CounterPunch has refused to publish Mark E. Smith’s writing in the past (apparently election boycotting wasn’t as popular to them a few years ago and has grown in popularity because of the current candidates). Most of what Mark writes on this subject he considers “copyleft” material, meaning he wants the information disseminated and he doesn’t care if people use the concepts he’s developed over the years as their own, as long as they truly understand them. The message is far more important to him than who gets credit. Actually, in many cases when writers have cited him as their source, their articles have not been published because Mark has been blacklisted by pro-voting publishers (including many who consider themselves to be radical left publications).

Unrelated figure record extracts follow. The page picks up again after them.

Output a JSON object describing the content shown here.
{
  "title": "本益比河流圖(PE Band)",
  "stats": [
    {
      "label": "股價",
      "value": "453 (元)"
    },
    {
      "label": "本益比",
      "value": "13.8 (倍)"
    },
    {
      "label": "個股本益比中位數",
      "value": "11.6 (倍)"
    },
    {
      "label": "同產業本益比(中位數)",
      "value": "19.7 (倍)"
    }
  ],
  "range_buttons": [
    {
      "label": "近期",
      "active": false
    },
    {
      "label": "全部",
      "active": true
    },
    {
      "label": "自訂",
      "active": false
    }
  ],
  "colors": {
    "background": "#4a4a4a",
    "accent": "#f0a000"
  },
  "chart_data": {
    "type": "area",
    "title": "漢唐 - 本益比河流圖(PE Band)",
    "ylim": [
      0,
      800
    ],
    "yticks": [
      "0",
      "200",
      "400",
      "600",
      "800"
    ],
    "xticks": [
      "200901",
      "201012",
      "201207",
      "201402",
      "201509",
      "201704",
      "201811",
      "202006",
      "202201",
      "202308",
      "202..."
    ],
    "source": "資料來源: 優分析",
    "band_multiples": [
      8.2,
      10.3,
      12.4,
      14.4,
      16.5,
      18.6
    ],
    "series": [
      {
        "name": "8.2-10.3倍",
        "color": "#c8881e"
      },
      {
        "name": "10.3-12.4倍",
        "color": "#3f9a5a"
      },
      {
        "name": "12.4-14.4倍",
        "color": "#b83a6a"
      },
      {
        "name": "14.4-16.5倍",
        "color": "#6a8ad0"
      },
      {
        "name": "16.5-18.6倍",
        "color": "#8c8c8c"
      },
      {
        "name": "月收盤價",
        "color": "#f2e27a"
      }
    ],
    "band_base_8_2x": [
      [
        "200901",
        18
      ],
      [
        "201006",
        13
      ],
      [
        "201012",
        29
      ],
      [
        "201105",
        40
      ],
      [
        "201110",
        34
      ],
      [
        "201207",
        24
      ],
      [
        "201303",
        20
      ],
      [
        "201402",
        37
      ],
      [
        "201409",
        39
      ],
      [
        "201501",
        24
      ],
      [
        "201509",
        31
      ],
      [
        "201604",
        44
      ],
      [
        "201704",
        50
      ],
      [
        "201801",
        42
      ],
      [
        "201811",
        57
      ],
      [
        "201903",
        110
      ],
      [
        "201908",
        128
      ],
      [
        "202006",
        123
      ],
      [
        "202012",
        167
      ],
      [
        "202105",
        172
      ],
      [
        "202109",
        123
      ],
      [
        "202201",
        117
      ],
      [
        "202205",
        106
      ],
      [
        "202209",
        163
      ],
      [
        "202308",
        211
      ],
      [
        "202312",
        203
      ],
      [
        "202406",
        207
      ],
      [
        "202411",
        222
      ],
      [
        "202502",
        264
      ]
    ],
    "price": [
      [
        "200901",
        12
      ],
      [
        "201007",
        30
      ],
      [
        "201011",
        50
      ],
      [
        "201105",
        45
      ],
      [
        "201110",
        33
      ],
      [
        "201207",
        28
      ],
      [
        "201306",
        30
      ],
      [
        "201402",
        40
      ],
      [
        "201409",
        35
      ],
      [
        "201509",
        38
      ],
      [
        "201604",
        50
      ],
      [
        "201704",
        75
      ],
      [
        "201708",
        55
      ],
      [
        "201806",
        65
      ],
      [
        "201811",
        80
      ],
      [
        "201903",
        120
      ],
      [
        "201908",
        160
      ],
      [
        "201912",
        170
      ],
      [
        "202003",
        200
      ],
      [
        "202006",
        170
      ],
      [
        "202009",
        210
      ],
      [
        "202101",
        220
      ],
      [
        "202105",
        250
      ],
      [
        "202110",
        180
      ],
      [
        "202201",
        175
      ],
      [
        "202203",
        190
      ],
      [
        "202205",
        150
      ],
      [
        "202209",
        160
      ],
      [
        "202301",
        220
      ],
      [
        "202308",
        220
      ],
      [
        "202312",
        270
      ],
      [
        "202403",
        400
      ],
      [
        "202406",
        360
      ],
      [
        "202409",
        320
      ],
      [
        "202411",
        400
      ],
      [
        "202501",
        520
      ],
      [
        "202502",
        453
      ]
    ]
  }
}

Here is what Mark had to say about the charge of plagiarism regarding my essay:

“Truth is, I’m sure I didn’t originate the idea of voting as consent. Anarchists have been opposed to voting for ages and have many valid reasons, but I hadn’t been aware of all of them because I wasn’t an anarchist. But that is one of their reasons, because if they oppose the state, they don’t participate in the state’s rituals as it would indicate acceptance of the state. I don’t think I had any really new ideas, I just put things together that I had learned. Mostly I put together many of the arguments I had used against political operatives over the years.

Anyway, the whole thing about plagiarism, copyrights, and property rights is part of the disease of capitalism. It doesn’t work. I remember when writers would submit their books to publishers and collect hundreds of rejection slips before getting published, if they ever did. Now people just publish themselves on Kindle and there’s no heartache involved.”

In addition, Mark Smith posted this on his website:

“Lara read my article “You’ve Got to Stop Voting,” and discussed it at length with a friend of mine. She decided to write an article herself and I think she has done a good job of propagating, updating, and clarifying my ideas, and adding her own thoughts and experiences. I hope her article is widely read, as I believe it will appeal to people who wouldn’t read Fubar. Although Lara sometimes uses my words, this is not plagiarism or theft. I have expressly granted blanket permission for anyone to repost my writing with or without attribution. It is impossible to steal what was given to you.”

So for those of you have asked, that’s the story as I know it. To date, Counterpunch has not contacted me. It never told me it published the piece. It never told me it took it down. It never responded to my inquiry asking what was up or explaining my side of things. Essentially, I guess in the world of Counterpunch, I’m just the person who wrote it and therefore require no participation in the matter.

I agree with Mark. I think the ideas need to be out there and we should not worry about who they belong to. Yes, this blog has a Creative Commons license, so I ask that people link back to me if I’m quoted, but as far as the ideas in this or other essays I’ve posted here, spread the word. I wouldn’t mind at all if more people agreed.